Mengapa Dinasti Abbasiyah mengalami KEHANCURAN

OLEH HASANUL RIZQA

Kekuasaan datang, lalu pergi. Itulah yang juga terjadi pada Dinasti Abbasiyah. Lebih dari 500 tahun kekhalifahan itu berdiri sebelum meredup pada abad ke-13.

Senja Kala Abbasiyah

Dinasti Abbasiyah merupakan kekhalifahan Islam yang lahir sesudah runtuhnya Bani Umayyah pada 750 M. Selama lebih dari lima abad, wangsa yang namanya merujuk pada Abbas bin Abdul Muthalib—paman Nabi Muhammad SAW—itu berkuasa. Dalam rentang masa tersebut, sebanyak 37 orang khalifah menjadi pemimpin.

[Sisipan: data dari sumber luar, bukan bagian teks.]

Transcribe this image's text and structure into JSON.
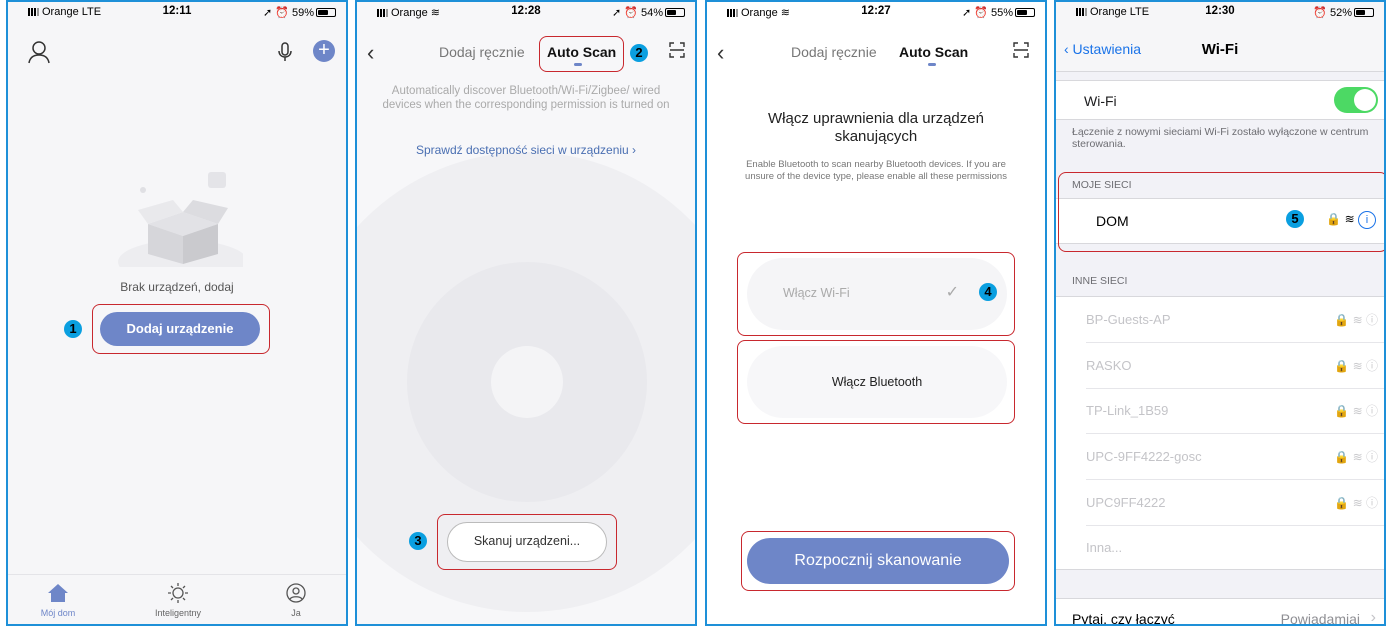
{
  "panel1": {
    "status": {
      "carrier": "Orange  LTE",
      "time": "12:11",
      "battery": "59%"
    },
    "empty_text": "Brak urządzeń, dodaj",
    "add_button": "Dodaj urządzenie",
    "marker": "1",
    "tabs": [
      {
        "label": "Mój dom",
        "icon": "home-icon"
      },
      {
        "label": "Inteligentny",
        "icon": "sun-icon"
      },
      {
        "label": "Ja",
        "icon": "user-icon"
      }
    ]
  },
  "panel2": {
    "status": {
      "carrier": "Orange",
      "time": "12:28",
      "battery": "54%"
    },
    "tab_manual": "Dodaj ręcznie",
    "tab_auto": "Auto Scan",
    "marker_tab": "2",
    "description": "Automatically discover Bluetooth/Wi-Fi/Zigbee/ wired devices when the corresponding permission is turned on",
    "link": "Sprawdź dostępność sieci w urządzeniu ›",
    "scan_button": "Skanuj urządzeni...",
    "marker_scan": "3"
  },
  "panel3": {
    "status": {
      "carrier": "Orange",
      "time": "12:27",
      "battery": "55%"
    },
    "tab_manual": "Dodaj ręcznie",
    "tab_auto": "Auto Scan",
    "title": "Włącz uprawnienia dla urządzeń skanujących",
    "description": "Enable Bluetooth to scan nearby Bluetooth devices. If you are unsure of the device type, please enable all these permissions",
    "wifi_option": "Włącz Wi-Fi",
    "marker_wifi": "4",
    "bluetooth_option": "Włącz Bluetooth",
    "start_button": "Rozpocznij skanowanie"
  },
  "panel4": {
    "status": {
      "carrier": "Orange  LTE",
      "time": "12:30",
      "battery": "52%"
    },
    "back": "‹ Ustawienia",
    "title": "Wi-Fi",
    "wifi_label": "Wi-Fi",
    "wifi_enabled": true,
    "note": "Łączenie z nowymi sieciami Wi-Fi zostało wyłączone w centrum sterowania.",
    "my_networks_header": "MOJE SIECI",
    "my_network": "DOM",
    "marker_network": "5",
    "other_networks_header": "INNE SIECI",
    "other_networks": [
      "BP-Guests-AP",
      "RASKO",
      "TP-Link_1B59",
      "UPC-9FF4222-gosc",
      "UPC9FF4222",
      "Inna..."
    ],
    "ask_label": "Pytaj, czy łączyć",
    "ask_value": "Powiadamiaj"
  }
}
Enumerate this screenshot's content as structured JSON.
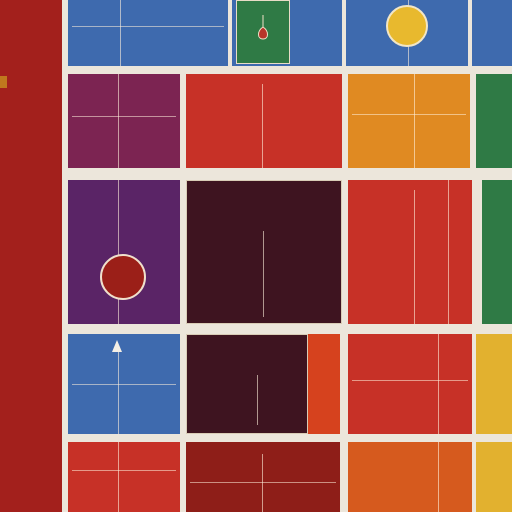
{
  "colors": {
    "crimson": "#a3201c",
    "blue": "#3e6aae",
    "green": "#2f7a45",
    "magenta": "#7c2452",
    "red": "#c73127",
    "orange": "#e08a22",
    "purple": "#5a2466",
    "maroon": "#3e1420",
    "yellow": "#e2b12f",
    "cream": "#ece6db"
  },
  "labels": {
    "row1_blue": "",
    "row1_right": "",
    "row2_magenta": "",
    "row2_red": "",
    "row2_orange": "",
    "row3_purple": "",
    "row3_maroon_title": "",
    "row3_maroon_sub": "",
    "row3_maroon_foot": "",
    "row4_blue": "",
    "row4_maroon_title": "",
    "row4_maroon_sub": "",
    "row4_maroon_foot": "",
    "row4_red": "",
    "row5_red_a": "",
    "row5_red_b": "",
    "row5_maroon": ""
  },
  "icons": [
    "sun-disc-icon",
    "red-disc-icon",
    "up-arrow-icon",
    "seal-icon"
  ]
}
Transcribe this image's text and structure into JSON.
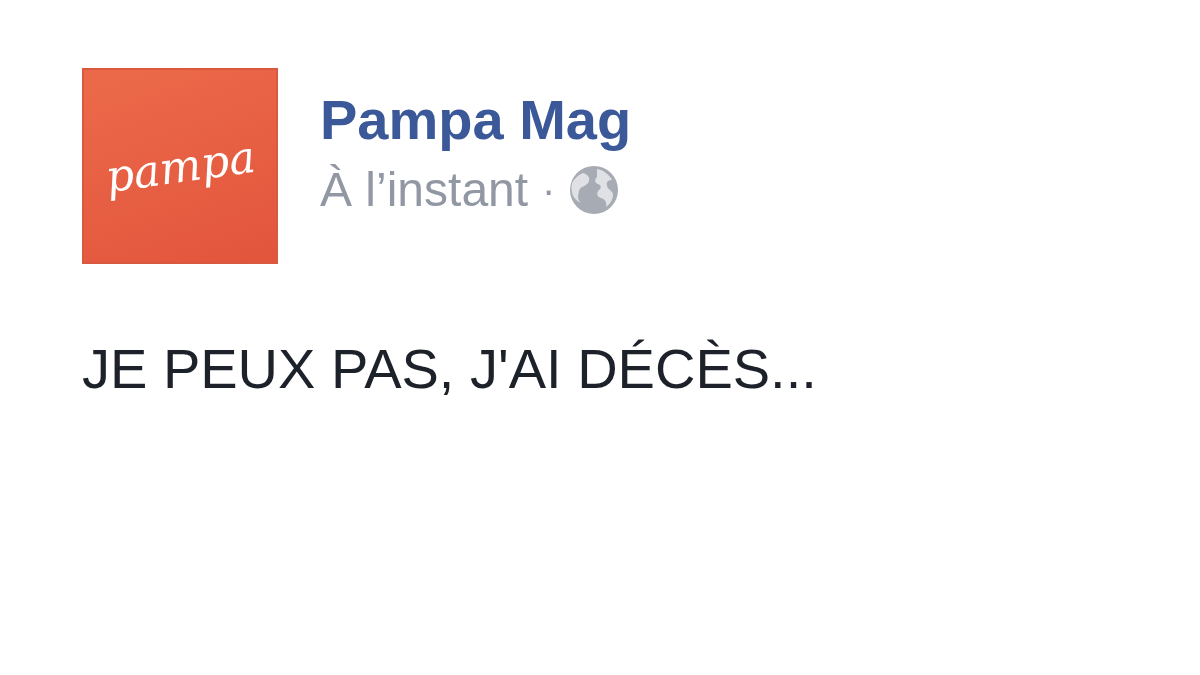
{
  "post": {
    "avatar": {
      "logo_text": "pampa"
    },
    "author": "Pampa Mag",
    "time": "À l’instant",
    "separator": "·",
    "text": "JE PEUX PAS, J'AI DÉCÈS..."
  }
}
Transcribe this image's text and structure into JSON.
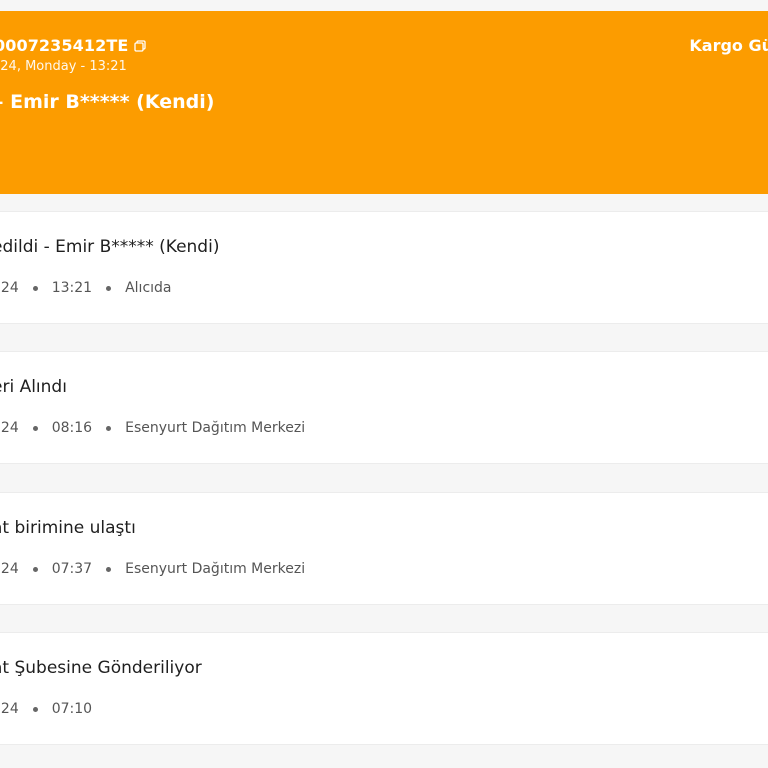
{
  "header": {
    "tracking_number": "0007235412TE",
    "datetime": "024, Monday - 13:21",
    "recipient": "– Emir B***** (Kendi)",
    "cargo_link": "Kargo Gü",
    "background_color": "#fc9c00"
  },
  "events": [
    {
      "title": "edildi - Emir B***** (Kendi)",
      "date": "024",
      "time": "13:21",
      "location": "Alıcıda"
    },
    {
      "title": "eri Alındı",
      "date": "024",
      "time": "08:16",
      "location": "Esenyurt Dağıtım Merkezi"
    },
    {
      "title": "at birimine ulaştı",
      "date": "024",
      "time": "07:37",
      "location": "Esenyurt Dağıtım Merkezi"
    },
    {
      "title": "at Şubesine Gönderiliyor",
      "date": "024",
      "time": "07:10",
      "location": ""
    }
  ]
}
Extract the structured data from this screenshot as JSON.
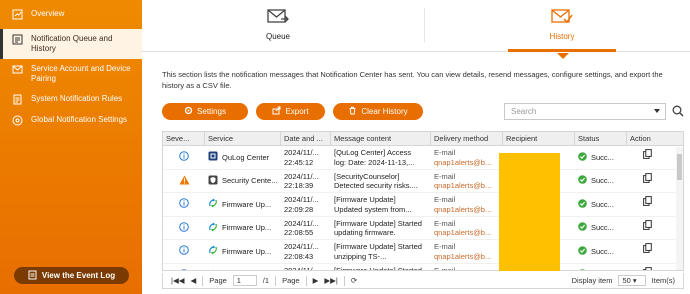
{
  "sidebar": {
    "items": [
      {
        "label": "Overview",
        "icon": "overview-icon"
      },
      {
        "label": "Notification Queue and History",
        "icon": "queue-history-icon",
        "active": true
      },
      {
        "label": "Service Account and Device Pairing",
        "icon": "service-account-icon"
      },
      {
        "label": "System Notification Rules",
        "icon": "rules-icon"
      },
      {
        "label": "Global Notification Settings",
        "icon": "global-settings-icon"
      }
    ],
    "event_log_label": "View the Event Log"
  },
  "tabs": [
    {
      "label": "Queue",
      "icon": "envelope-icon"
    },
    {
      "label": "History",
      "icon": "envelope-check-icon",
      "active": true
    }
  ],
  "description": "This section lists the notification messages that Notification Center has sent. You can view details, resend messages, configure settings, and export the history as a CSV file.",
  "toolbar": {
    "settings_label": "Settings",
    "export_label": "Export",
    "clear_label": "Clear History"
  },
  "search": {
    "placeholder": "Search"
  },
  "table": {
    "headers": [
      "Seve...",
      "Service",
      "Date and ...",
      "Message content",
      "Delivery method",
      "Recipient",
      "Status",
      "Action"
    ],
    "rows": [
      {
        "severity": "info",
        "service": "QuLog Center",
        "date": "2024/11/...",
        "time": "22:45:12",
        "msg1": "[QuLog Center] Access",
        "msg2": "log: Date: 2024-11-13,...",
        "method": "E-mail",
        "addr": "qnap1alerts@b...",
        "status": "Succ..."
      },
      {
        "severity": "warning",
        "service": "Security Cente...",
        "date": "2024/11/...",
        "time": "22:18:39",
        "msg1": "[SecurityCounselor]",
        "msg2": "Detected security risks....",
        "method": "E-mail",
        "addr": "qnap1alerts@b...",
        "status": "Succ..."
      },
      {
        "severity": "info",
        "service": "Firmware Up...",
        "date": "2024/11/...",
        "time": "22:09:28",
        "msg1": "[Firmware Update]",
        "msg2": "Updated system from...",
        "method": "E-mail",
        "addr": "qnap1alerts@b...",
        "status": "Succ..."
      },
      {
        "severity": "info",
        "service": "Firmware Up...",
        "date": "2024/11/...",
        "time": "22:08:55",
        "msg1": "[Firmware Update] Started",
        "msg2": "updating firmware.",
        "method": "E-mail",
        "addr": "qnap1alerts@b...",
        "status": "Succ..."
      },
      {
        "severity": "info",
        "service": "Firmware Up...",
        "date": "2024/11/...",
        "time": "22:08:43",
        "msg1": "[Firmware Update] Started",
        "msg2": "unzipping TS-...",
        "method": "E-mail",
        "addr": "qnap1alerts@b...",
        "status": "Succ..."
      },
      {
        "severity": "info",
        "service": "Firmware Un...",
        "date": "2024/11/...",
        "time": "",
        "msg1": "[Firmware Update] Started",
        "msg2": "",
        "method": "E-mail",
        "addr": "",
        "status": "Succ..."
      }
    ]
  },
  "pager": {
    "page_label": "Page",
    "page_value": "1",
    "total": "/1",
    "page_label2": "Page",
    "display_label": "Display item",
    "per_page": "50",
    "items_label": "Item(s)"
  },
  "colors": {
    "accent": "#e86e00",
    "recipient_redact": "#ffc000"
  }
}
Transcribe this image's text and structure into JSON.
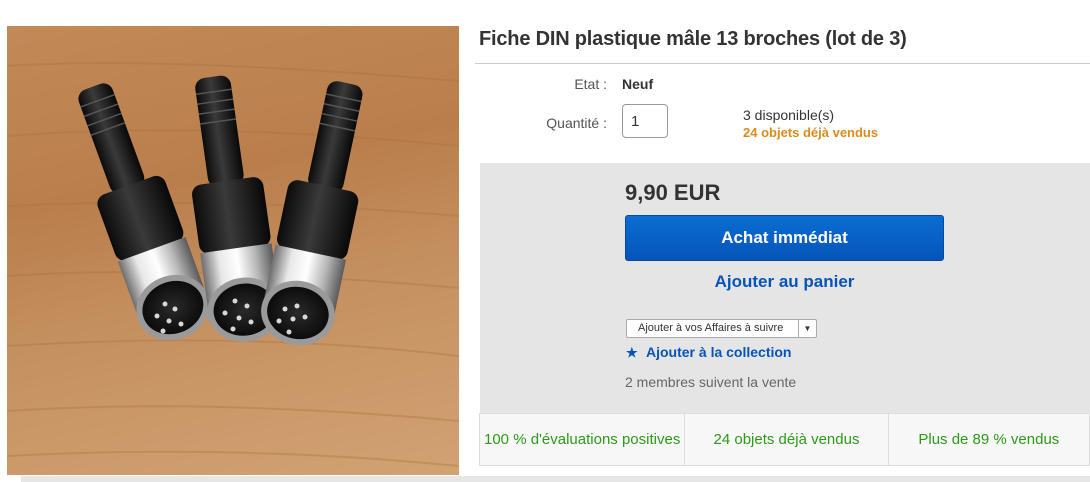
{
  "product": {
    "title": "Fiche DIN plastique mâle 13 broches (lot de 3)",
    "image_alt": "Trois fiches DIN mâles noires et chromées sur une table en bois"
  },
  "details": {
    "condition_label": "Etat :",
    "condition_value": "Neuf",
    "quantity_label": "Quantité :",
    "quantity_value": "1",
    "available": "3 disponible(s)",
    "sold": "24 objets déjà vendus"
  },
  "buybox": {
    "price": "9,90 EUR",
    "buy_now_label": "Achat immédiat",
    "add_to_cart_label": "Ajouter au panier",
    "watch_dropdown_label": "Ajouter à vos Affaires à suivre",
    "add_collection_label": "Ajouter à la collection",
    "followers": "2 membres suivent la vente"
  },
  "stats": [
    {
      "text": "100 % d'évaluations positives"
    },
    {
      "text": "24 objets déjà vendus"
    },
    {
      "text": "Plus de 89 % vendus"
    }
  ],
  "colors": {
    "link_blue": "#0654ba",
    "sold_orange": "#dd8a1c",
    "stat_green": "#2c9a18",
    "buy_button": "#0654ba"
  },
  "icons": {
    "collection": "star-icon",
    "dropdown": "caret-down-icon"
  }
}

Sejarawan umumnya membagi masa Abbasiyah ke dalam lima jangka waktu, yakni era kuatnya pengaruh Persia, dominasi Turki, rezim Bani Buwaihi, Bani Seljuk, dan fase disintegrasi. Periode pertama dimulai begitu kekuasaan Dinasti Umayyah runtuh. Sang pendiri Daulah Abbasiyah, Abul Abbas bin Muhammad, memimpin pembersihan besar-besaran. Dalam tahun pertamanya sebagai penguasa, seluruh orang yang terkait dengan Bani Umayyah diburu dan lalu dibunuhnya.

Masa kekuasaan Abul Abbas cukup singkat, hanya sekitar empat tahun. Ia kemudian digantikan oleh saudaranya, Abu Ja’far Abdullah bin Muhammad. Di bawah pemerintahannya, stabilitas politik tercapai melalui jalan pertumpahan darah. Tokoh-tokoh yang dahulu dirangkulnya untuk meruntuhkan Umayyah, kini diperanginya satu per satu. Misalnya, kedua pamannya sendiri, yakni Abdullah bin Ali dan Salih bin Ali.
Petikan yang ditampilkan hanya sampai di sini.